Despite a tumultuous credit environment, Boston-based Hebrew SeniorLife closed on the sale of $457 million in tax-exempt bonds in late December to fund a new continuing-care retirement community (CCRC). The 256-residence NewBridge on the Charles is located in Dedham, Mass.
According to Hebrew SeniorLife president and CEO Len Fishman, he and his lenders were able to close the deal because they began negotiating terms before the crunch. But the transaction’s successful completion also is a measure of the strength of Hebrew SeniorLife as a nonprofit developer of seniors housing, adds Fishman.
It helps to be able to float tax-exempt bonds, Fishman says, but he also posits that nonprofit developers have strengths that go deeper because its “profit” can go into developing connections between the properties and the rest of the community. Not vague or touchy-feely connections, but physical infrastructure such as the Rashi Jewish Day School that will be an integral part of the NewBridge on the Charles campus, he says.
Fishman predicts that such connections will be an increasingly important aspect of seniors housing in the future because of demand among a burgeoning elderly population. National Real Estate Investor recently spoke with Fishman about the industry’s prospects and the role of nonprofit developers such as Hebrew SeniorLife, which owns seven seniors housing complexes in greater Boston with about 3,500 residents.
NREI: What’s ahead for the industry?
Fishman: We’re going to continue to see conventional seniors housing built much the way apartments are built, but an important new trend can be summed up in a two-word quote from E.M. Forester: “only connect.” That is, there’s going to be more seniors housing that’s connected to other places and activities in any number of ways. For example, as part of the overall campus at NewBridge on the Charles, we’re currently building a school — grades K-8 — connected to the housing. We weren’t sure how seniors would react to this plan, but it turned out that they’re excited about volunteering as teaching or library assistants, or tutors.

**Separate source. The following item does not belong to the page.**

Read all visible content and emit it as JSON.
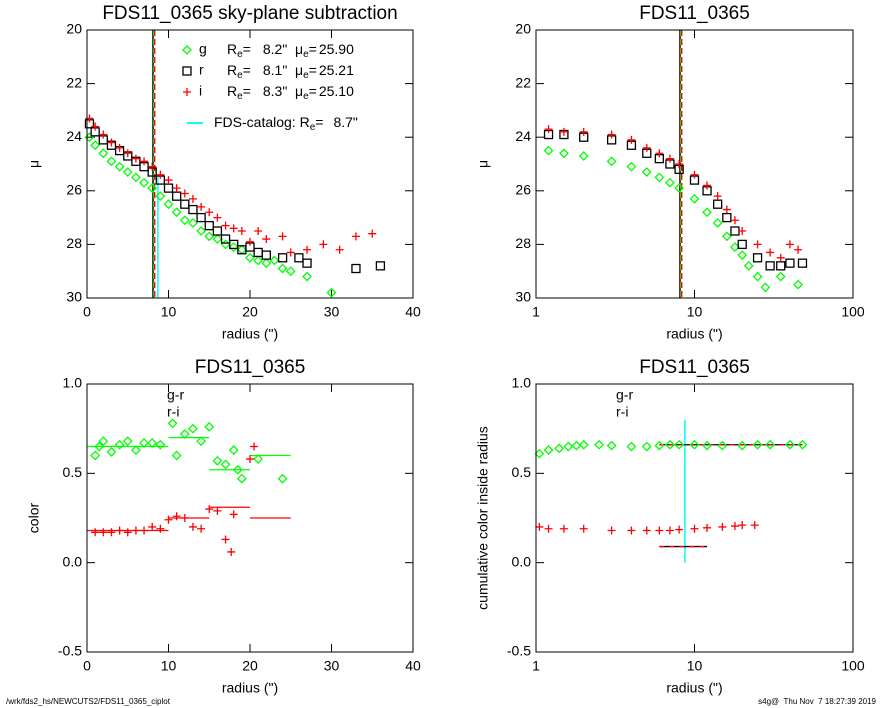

That’s one kind of connection, but I also think we’re going to see more seniors housing building in urban areas, and more vertical properties — housing embedded in a community, as opposed to isolated in the suburbs.
NREI: Doesn’t urban seniors housing — and building connections, for that matter — represent a more expensive development proposition?
Fishman: Costs are significantly higher, if you’re putting a property in a desirable urban area. That stands to reason, and for a nonprofit at least, that’s one reason government support is critical, especially if any of those units are going to be affordable. But building for a sense of community also makes for a more successful property.
In Brookline, Mass., we bought three buildings that represented about half of the affordable seniors housing in the city, and which now form the Center Communities of Brookline. We paid $42 million for the buildings, and another $10 million to renovate them, because they’d merely been apartment buildings for seniors, with little common space or activity area.
For us, the whole point of seniors housing is to build community, so we created such common areas as a community room, beauty salon, coffee shop, fitness room, library, an office for a nurse practitioner, and an outdoor terrace. The vacancy rate of the properties before the redevelopment was about 12%, but afterward it went down to under 1%.
The non-profit model is better suited for this kind of development. A for-profit might see the benefit to seniors in offering such amenities, but except in the most upscale developments they aren’t going to include them because of cost. You certainly won’t get many community-connecting features in a property that’s a mix of affordable and market-rate units — 60% affordable and 40% are market rate, in the case of the Center Communities of Brookline.
NREI: Can non-profit seniors housing developers reasonably expect much help from the government?
Fishman: What we’re not getting enough of, as an industry, is affordable seniors housing support by the federal government, which abdicated its leadership in that arena more than 20 years ago. In the early ’80s, we were producing about 30,000 units of Section 8 housing a year. Now it’s less than 10,000, and about that many expire every year. I hope that will change in the new administration.
Affordability reduces the revenue you have to defray development costs, and that’s why you need government support. If it’s done right, it’s actually cost-effective for the government. With good services and amenities, even very frail elders can live in a CCRC. The average age in our seniors housing is 86. As many as 20% of our residents would need to be in a long-term care setting, if there weren’t the kind of rich support system that we provide.
From the point for view of the government, it’s much less expensive to support a frail elderly person in subsidized housing than in long-term care. It’s also good for communities because seniors can make a real contribution as volunteers in schools and hospitals, just to name a few places.